Thursday, April 22, 2010

The Immediate Future of Tasmanian Education

Understanding the current window of opportunity
We are in a period of rapid transition and the critical changes are not being chosen, managed or designed or even predictable - they are simply emerging. So an understanding of complexity will prove to be critical.
The old idea of a system as Input-Process-Output is very much alive but not at all well.  That is, this notion is working less and less well as our world becomes more complex, interactive, uncertain and unpredictable.
Many aspects of our daily experience have elements that are at the 'edge of chaos'. While some people may be in charge, no-one is really in control of literacy, numeracy, retention, behaviour... and other critical matters. Still we have to respond and how we respond to these conditions determines our ongoing success or otherwise.
Some key emerging concepts to consider
  • A system is network of people, tools, policies, facilities, arrangements... that interact with some coherence
  • And what is basic (literacy, numeracy...) is often not simple.
  • In complex situations consistency is more meaningful that uniformity
  • Knowledge, actions and arrangements are continually constructed and reconstructed in everyday interactions (mainly conversations)
So many of the Tasmania education initiatives of recent years have proven to be disruptive and counter productive. While the thinking behind the individual initiatives has often be sound, their effect has been disruptive to other initiatives and thus reduced the overall coherence within the system. Consider the following examples:
  • SARIS fatally disrupted the ELs and all local reporting arrangements - the ELs were no longer coherent in the light of the SARIS
  • By defining the outputs (in effect, selecting the inputs) SARIS has also made significant curriculum development and implementation since the ELs virtually impossible
  • The national curriculum is very likely continue this process
  • The MySchool website is having similar effects
  • And many experienced Tasmania Tomorrow as very much less than coherent, especially in terms of its stated aims (retention) and the basis for its structure.

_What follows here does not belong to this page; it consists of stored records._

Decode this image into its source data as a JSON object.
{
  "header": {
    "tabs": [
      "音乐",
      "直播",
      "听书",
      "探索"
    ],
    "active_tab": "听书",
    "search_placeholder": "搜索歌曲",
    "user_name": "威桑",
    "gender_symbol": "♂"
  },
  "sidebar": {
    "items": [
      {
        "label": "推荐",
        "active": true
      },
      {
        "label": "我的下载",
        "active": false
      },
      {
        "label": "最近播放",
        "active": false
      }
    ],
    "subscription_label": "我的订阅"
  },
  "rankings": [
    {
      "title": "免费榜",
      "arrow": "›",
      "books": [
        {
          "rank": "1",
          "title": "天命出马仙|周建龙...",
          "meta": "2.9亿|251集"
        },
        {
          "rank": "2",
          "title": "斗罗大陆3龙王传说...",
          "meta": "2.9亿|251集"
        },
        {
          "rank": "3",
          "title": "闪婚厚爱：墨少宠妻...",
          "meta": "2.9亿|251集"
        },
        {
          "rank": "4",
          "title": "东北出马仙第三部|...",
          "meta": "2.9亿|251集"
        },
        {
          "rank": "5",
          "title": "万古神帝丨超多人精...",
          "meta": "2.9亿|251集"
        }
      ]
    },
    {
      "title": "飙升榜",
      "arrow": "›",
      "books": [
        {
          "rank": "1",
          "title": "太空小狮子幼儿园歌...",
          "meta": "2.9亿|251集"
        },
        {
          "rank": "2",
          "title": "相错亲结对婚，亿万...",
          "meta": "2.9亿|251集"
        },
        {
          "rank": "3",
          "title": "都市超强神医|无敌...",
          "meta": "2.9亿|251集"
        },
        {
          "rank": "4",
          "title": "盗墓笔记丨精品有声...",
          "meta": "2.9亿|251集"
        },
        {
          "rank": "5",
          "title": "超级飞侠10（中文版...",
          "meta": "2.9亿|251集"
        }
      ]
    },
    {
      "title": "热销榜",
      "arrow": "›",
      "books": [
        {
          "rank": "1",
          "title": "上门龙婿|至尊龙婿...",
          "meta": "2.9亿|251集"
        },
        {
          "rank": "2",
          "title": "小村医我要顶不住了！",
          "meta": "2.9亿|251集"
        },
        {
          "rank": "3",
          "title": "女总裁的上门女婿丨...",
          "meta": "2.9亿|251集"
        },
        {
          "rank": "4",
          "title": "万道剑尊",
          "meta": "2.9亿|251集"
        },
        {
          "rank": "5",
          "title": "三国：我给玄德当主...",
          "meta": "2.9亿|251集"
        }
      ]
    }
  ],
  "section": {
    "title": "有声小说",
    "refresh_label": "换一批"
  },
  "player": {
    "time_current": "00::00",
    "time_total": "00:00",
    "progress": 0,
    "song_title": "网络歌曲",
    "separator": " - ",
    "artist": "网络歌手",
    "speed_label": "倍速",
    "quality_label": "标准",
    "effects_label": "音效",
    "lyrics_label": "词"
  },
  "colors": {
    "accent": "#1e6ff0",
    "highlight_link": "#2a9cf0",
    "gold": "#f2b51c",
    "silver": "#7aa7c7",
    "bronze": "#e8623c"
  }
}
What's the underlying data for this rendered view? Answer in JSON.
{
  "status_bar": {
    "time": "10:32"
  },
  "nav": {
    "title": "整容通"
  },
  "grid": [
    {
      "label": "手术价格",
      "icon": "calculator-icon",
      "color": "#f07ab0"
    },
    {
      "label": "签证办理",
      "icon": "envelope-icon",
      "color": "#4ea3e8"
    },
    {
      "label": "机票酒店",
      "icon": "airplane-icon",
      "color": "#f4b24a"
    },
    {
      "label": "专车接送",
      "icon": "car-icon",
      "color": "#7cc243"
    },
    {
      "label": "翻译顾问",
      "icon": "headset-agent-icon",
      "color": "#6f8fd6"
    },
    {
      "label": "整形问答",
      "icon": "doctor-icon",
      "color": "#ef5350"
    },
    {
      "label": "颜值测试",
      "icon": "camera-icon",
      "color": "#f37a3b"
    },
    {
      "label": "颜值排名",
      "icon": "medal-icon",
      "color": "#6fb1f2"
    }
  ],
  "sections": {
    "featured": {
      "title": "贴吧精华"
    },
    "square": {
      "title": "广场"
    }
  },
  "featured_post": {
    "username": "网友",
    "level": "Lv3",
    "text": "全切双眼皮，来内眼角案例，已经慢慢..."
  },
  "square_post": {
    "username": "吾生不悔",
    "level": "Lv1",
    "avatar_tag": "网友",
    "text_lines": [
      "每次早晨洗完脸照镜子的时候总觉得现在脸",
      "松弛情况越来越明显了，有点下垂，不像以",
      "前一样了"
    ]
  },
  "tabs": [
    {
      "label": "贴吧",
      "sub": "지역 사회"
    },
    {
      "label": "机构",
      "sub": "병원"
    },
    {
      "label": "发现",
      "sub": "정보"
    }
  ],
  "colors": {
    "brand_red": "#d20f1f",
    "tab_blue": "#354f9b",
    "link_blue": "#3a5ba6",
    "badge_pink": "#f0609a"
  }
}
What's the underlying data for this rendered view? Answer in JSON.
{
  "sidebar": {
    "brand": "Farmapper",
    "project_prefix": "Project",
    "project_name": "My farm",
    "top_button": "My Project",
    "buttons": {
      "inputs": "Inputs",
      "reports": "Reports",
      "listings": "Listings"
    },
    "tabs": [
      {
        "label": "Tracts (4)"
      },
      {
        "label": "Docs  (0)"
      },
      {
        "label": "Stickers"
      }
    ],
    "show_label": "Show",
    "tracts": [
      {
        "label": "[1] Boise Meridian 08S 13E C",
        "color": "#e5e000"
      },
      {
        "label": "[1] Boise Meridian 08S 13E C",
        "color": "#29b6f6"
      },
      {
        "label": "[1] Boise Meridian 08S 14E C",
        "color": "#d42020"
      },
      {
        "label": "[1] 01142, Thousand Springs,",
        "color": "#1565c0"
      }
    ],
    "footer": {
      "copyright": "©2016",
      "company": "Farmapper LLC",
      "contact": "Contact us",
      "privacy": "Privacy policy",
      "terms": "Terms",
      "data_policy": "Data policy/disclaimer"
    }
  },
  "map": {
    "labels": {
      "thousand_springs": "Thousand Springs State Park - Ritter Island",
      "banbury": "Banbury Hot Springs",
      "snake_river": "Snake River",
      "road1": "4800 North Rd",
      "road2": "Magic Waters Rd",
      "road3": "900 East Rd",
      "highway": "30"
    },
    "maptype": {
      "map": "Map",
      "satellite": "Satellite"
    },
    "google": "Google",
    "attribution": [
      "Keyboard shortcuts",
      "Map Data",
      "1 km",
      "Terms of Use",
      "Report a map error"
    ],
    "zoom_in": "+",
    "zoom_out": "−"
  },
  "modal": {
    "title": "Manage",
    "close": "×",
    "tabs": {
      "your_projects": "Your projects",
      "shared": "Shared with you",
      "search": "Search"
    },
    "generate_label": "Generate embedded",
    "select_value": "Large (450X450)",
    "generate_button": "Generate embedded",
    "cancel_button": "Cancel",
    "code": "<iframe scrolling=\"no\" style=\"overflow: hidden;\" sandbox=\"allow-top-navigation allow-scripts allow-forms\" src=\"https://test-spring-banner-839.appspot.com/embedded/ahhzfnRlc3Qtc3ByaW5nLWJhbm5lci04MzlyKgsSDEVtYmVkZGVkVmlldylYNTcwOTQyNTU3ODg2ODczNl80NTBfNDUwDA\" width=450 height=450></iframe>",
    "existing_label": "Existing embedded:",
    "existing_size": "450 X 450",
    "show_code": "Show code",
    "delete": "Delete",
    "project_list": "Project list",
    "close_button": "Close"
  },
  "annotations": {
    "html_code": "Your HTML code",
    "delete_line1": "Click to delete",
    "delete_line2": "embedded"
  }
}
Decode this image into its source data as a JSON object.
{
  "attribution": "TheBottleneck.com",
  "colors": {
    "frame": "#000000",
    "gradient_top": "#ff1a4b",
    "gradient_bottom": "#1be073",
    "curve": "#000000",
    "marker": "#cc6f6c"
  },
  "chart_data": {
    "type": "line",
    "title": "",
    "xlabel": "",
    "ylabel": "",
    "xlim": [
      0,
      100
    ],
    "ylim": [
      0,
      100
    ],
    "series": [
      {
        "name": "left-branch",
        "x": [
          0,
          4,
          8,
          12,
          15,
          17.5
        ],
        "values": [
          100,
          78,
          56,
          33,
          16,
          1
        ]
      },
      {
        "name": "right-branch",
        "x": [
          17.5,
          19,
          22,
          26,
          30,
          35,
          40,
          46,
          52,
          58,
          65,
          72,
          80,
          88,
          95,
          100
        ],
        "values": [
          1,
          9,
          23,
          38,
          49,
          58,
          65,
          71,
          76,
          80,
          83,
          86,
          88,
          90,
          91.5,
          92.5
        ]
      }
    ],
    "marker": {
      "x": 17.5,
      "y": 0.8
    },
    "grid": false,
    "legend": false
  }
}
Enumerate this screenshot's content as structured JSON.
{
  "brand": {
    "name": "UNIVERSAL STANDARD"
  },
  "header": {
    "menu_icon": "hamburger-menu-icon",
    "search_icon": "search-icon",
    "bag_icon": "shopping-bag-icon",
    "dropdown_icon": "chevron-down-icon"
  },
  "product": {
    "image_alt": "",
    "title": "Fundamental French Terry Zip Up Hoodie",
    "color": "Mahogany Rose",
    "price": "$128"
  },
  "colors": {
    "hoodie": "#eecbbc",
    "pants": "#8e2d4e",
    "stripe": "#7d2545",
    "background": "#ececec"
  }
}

It is interesting that SARIS, the National Curriculum, MySchool... are all strategies based on Input-Process-Output assumptions and they also assume that that uniformity is possible and meaningful.
Increasingly leadership will require very different thinking, starting now. The "edge of chaos" phenomenon is not always bad. It can represent a condition in which significant system change can be achieved very easily and quickly. Thus, a new government and new Minister represent a window of opportunity that will be open for at least the immediate future. The responses made may keep the window open or slam it shut.